Dr. Timothy Chang, who was not involved in superage research, works at the opposite end of the spectrum. Deputy Professor of Neurology at the Mary S. Easton Center for Alzheimer’s Research and Care at the UCLA, STUDIES SHANS and sees patients with dementia.
The analysis of “aberrant populations” such as superages is precious for the medical field, he said.
“These cases are really interesting,” said Chang. “They can teach us a lot about how, potentially, these people, on the basis of genetics or other lifestyle factors, have been able to avoid the disease.”
Superries live in the laboratory
Yackley visited Northwestern’s brain bank, where it is “proud” of its own brain will one day be sent to study. She also plans to give the rest of her body to science.
“I hope maybe my heart or my kidneys can be used for transplantation,” said Yackley. “I don’t want to be underground.”
In the meantime, Yackley would be grateful to go to 90, she said. It maintains a list of tasks and aims to connect about 4,200 steps per day. The retired journalist, travel agent and author of the Memoirs is already at work on her next company.

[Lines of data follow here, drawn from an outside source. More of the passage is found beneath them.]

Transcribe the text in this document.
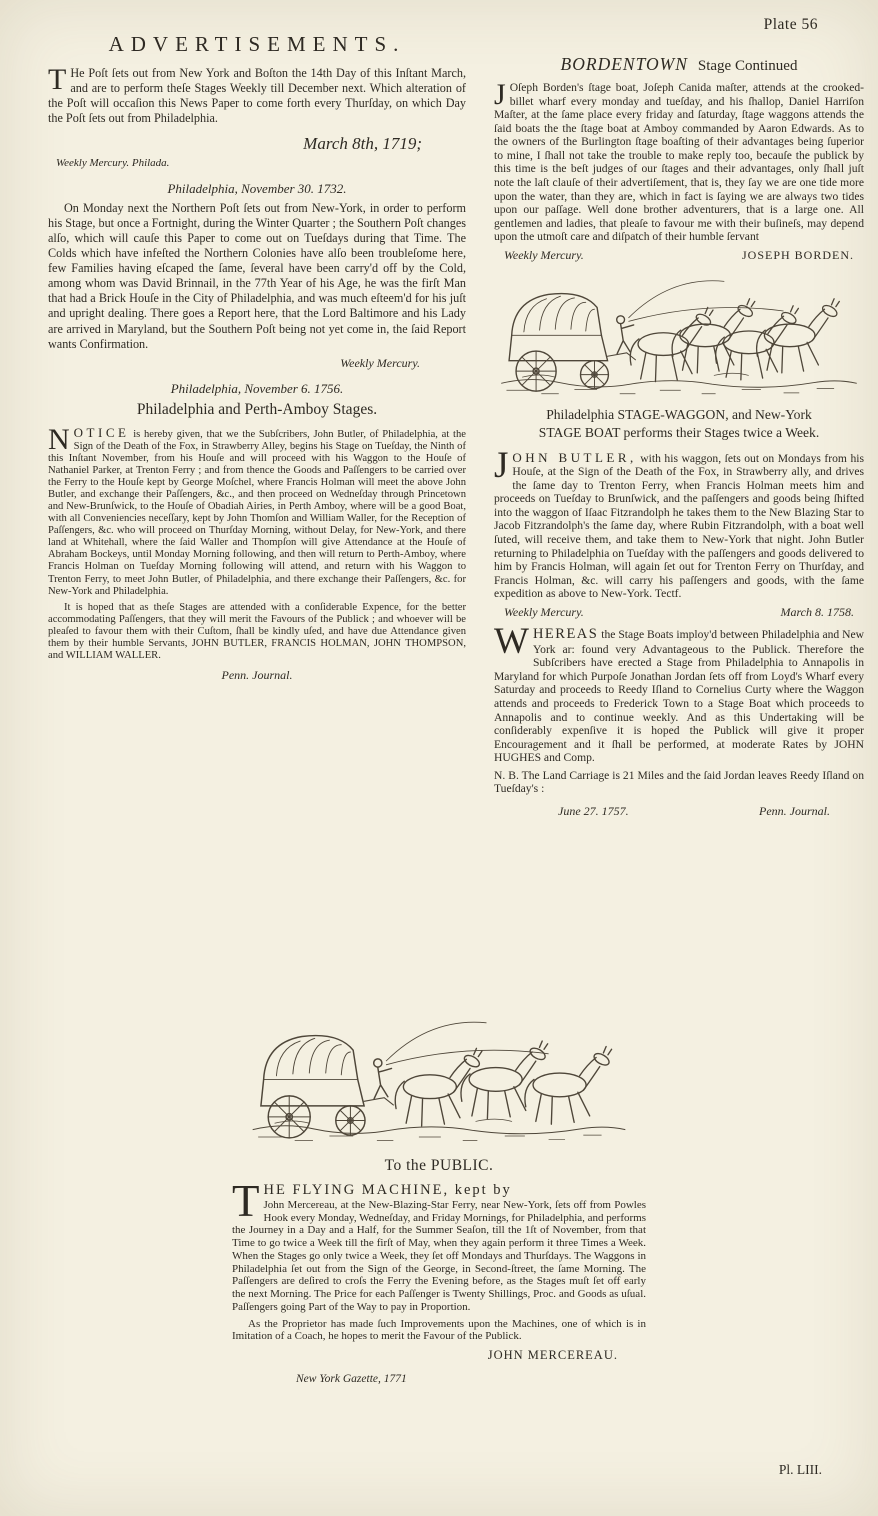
Plate 56
ADVERTISEMENTS.

T He Poſt ſets out from New York and Boſton the 14th Day of this Inſtant March, and are to perform theſe Stages Weekly till December next. Which alteration of the Poſt will occaſion this News Paper to come forth every Thurſday, on which Day the Poſt ſets out from Philadelphia.

March 8th, 1719;
Weekly Mercury. Philada.
Philadelphia, November 30. 1732.

On Monday next the Northern Poſt ſets out from New-York, in order to perform his Stage, but once a Fortnight, during the Winter Quarter ; the Southern Poſt changes alſo, which will cauſe this Paper to come out on Tueſdays during that Time. The Colds which have infeſted the Northern Colonies have alſo been troubleſome here, few Families having eſcaped the ſame, ſeveral have been carry'd off by the Cold, among whom was David Brinnail, in the 77th Year of his Age, he was the firſt Man that had a Brick Houſe in the City of Philadelphia, and was much eſteem'd for his juſt and upright dealing. There goes a Report here, that the Lord Baltimore and his Lady are arrived in Maryland, but the Southern Poſt being not yet come in, the ſaid Report wants Confirmation.

Weekly Mercury.
Philadelphia, November 6. 1756.
Philadelphia and Perth-Amboy Stages.

NOTICE is hereby given, that we the Subſcribers, John Butler, of Philadelphia, at the Sign of the Death of the Fox, in Strawberry Alley, begins his Stage on Tueſday, the Ninth of this Inſtant November, from his Houſe and will proceed with his Waggon to the Houſe of Nathaniel Parker, at Trenton Ferry ; and from thence the Goods and Paſſengers to be carried over the Ferry to the Houſe kept by George Moſchel, where Francis Holman will meet the above John Butler, and exchange their Paſſengers, &c., and then proceed on Wedneſday through Princetown and New-Brunſwick, to the Houſe of Obadiah Airies, in Perth Amboy, where will be a good Boat, with all Conveniencies neceſſary, kept by John Thomſon and William Waller, for the Reception of Paſſengers, &c. who will proceed on Thurſday Morning, without Delay, for New-York, and there land at Whitehall, where the ſaid Waller and Thompſon will give Attendance at the Houſe of Abraham Bockeys, until Monday Morning following, and then will return to Perth-Amboy, where Francis Holman on Tueſday Morning following will attend, and return with his Waggon to Trenton Ferry, to meet John Butler, of Philadelphia, and there exchange their Paſſengers, &c. for New-York and Philadelphia.

It is hoped that as theſe Stages are attended with a conſiderable Expence, for the better accommodating Paſſengers, that they will merit the Favours of the Publick ; and whoever will be pleaſed to favour them with their Cuſtom, ſhall be kindly uſed, and have due Attendance given them by their humble Servants, JOHN BUTLER, FRANCIS HOLMAN, JOHN THOMPSON, and WILLIAM WALLER.

Penn. Journal.
BORDENTOWN Stage Continued

J Oſeph Borden's ſtage boat, Joſeph Canida maſter, attends at the crooked-billet wharf every monday and tueſday, and his ſhallop, Daniel Harriſon Maſter, at the ſame place every friday and ſaturday, ſtage waggons attends the ſaid boats the the ſtage boat at Amboy commanded by Aaron Edwards. As to the owners of the Burlington ſtage boaſting of their advantages being ſuperior to mine, I ſhall not take the trouble to make reply too, becauſe the publick by this time is the beſt judges of our ſtages and their advantages, only ſhall juſt note the laſt clauſe of their advertiſement, that is, they ſay we are one tide more upon the water, than they are, which in fact is ſaying we are always two tides upon our paſſage. Well done brother adventurers, that is a large one. All gentlemen and ladies, that pleaſe to favour me with their buſineſs, may depend upon the utmoſt care and diſpatch of their humble ſervant

Weekly Mercury.	JOSEPH BORDEN.
Philadelphia STAGE-WAGGON, and New-York
STAGE BOAT performs their Stages twice a Week.

JOHN BUTLER, with his waggon, ſets out on Mondays from his Houſe, at the Sign of the Death of the Fox, in Strawberry ally, and drives the ſame day to Trenton Ferry, when Francis Holman meets him and proceeds on Tueſday to Brunſwick, and the paſſengers and goods being ſhifted into the waggon of Iſaac Fitzrandolph he takes them to the New Blazing Star to Jacob Fitzrandolph's the ſame day, where Rubin Fitzrandolph, with a boat well ſuted, will receive them, and take them to New-York that night. John Butler returning to Philadelphia on Tueſday with the paſſengers and goods delivered to him by Francis Holman, will again ſet out for Trenton Ferry on Thurſday, and Francis Holman, &c. will carry his paſſengers and goods, with the ſame expedition as above to New-York. Tectf.

Weekly Mercury.	March 8. 1758.

WHEREAS the Stage Boats imploy'd between Philadelphia and New York ar: found very Advantageous to the Publick. Therefore the Subſcribers have erected a Stage from Philadelphia to Annapolis in Maryland for which Purpoſe Jonathan Jordan ſets off from Loyd's Wharf every Saturday and proceeds to Reedy Iſland to Cornelius Curty where the Waggon attends and proceeds to Frederick Town to a Stage Boat which proceeds to Annapolis and to continue weekly. And as this Undertaking will be conſiderably expenſive it is hoped the Publick will give it proper Encouragement and it ſhall be performed, at moderate Rates by JOHN HUGHES and Comp.

N. B. The Land Carriage is 21 Miles and the ſaid Jordan leaves Reedy Iſland on Tueſday's :

June 27. 1757.	Penn. Journal.
To the PUBLIC.

T HE FLYING MACHINE, kept by
John Mercereau, at the New-Blazing-Star Ferry, near New-York, ſets off from Powles Hook every Monday, Wedneſday, and Friday Mornings, for Philadelphia, and performs the Journey in a Day and a Half, for the Summer Seaſon, till the 1ſt of November, from that Time to go twice a Week till the firſt of May, when they again perform it three Times a Week. When the Stages go only twice a Week, they ſet off Mondays and Thurſdays. The Waggons in Philadelphia ſet out from the Sign of the George, in Second-ſtreet, the ſame Morning. The Paſſengers are deſired to croſs the Ferry the Evening before, as the Stages muſt ſet off early the next Morning. The Price for each Paſſenger is Twenty Shillings, Proc. and Goods as uſual. Paſſengers going Part of the Way to pay in Proportion.

As the Proprietor has made ſuch Improvements upon the Machines, one of which is in Imitation of a Coach, he hopes to merit the Favour of the Publick.

JOHN MERCEREAU.
New York Gazette, 1771
Pl. LIII.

“I try to create an album of my life, and it’s a big project,” said Yackley.
Although the prevalence of the Superages is not clear, they seem rare. Gefen and his co-authors noted that during the initial recruitment of the study participants, only 10% met the criteria of the Superages. Today, 101 Superaises aged 81 to 111 are actively involved in the search for the Mesulalam Center.
Not all of the Suprerages give priority to their health – on the contrary, some savor their vices with challenge – and many have lived a difficult life, said Gefen. But they do not hold their cognitive form for granted.
“These Superries know that they have a gift,” said Gefen.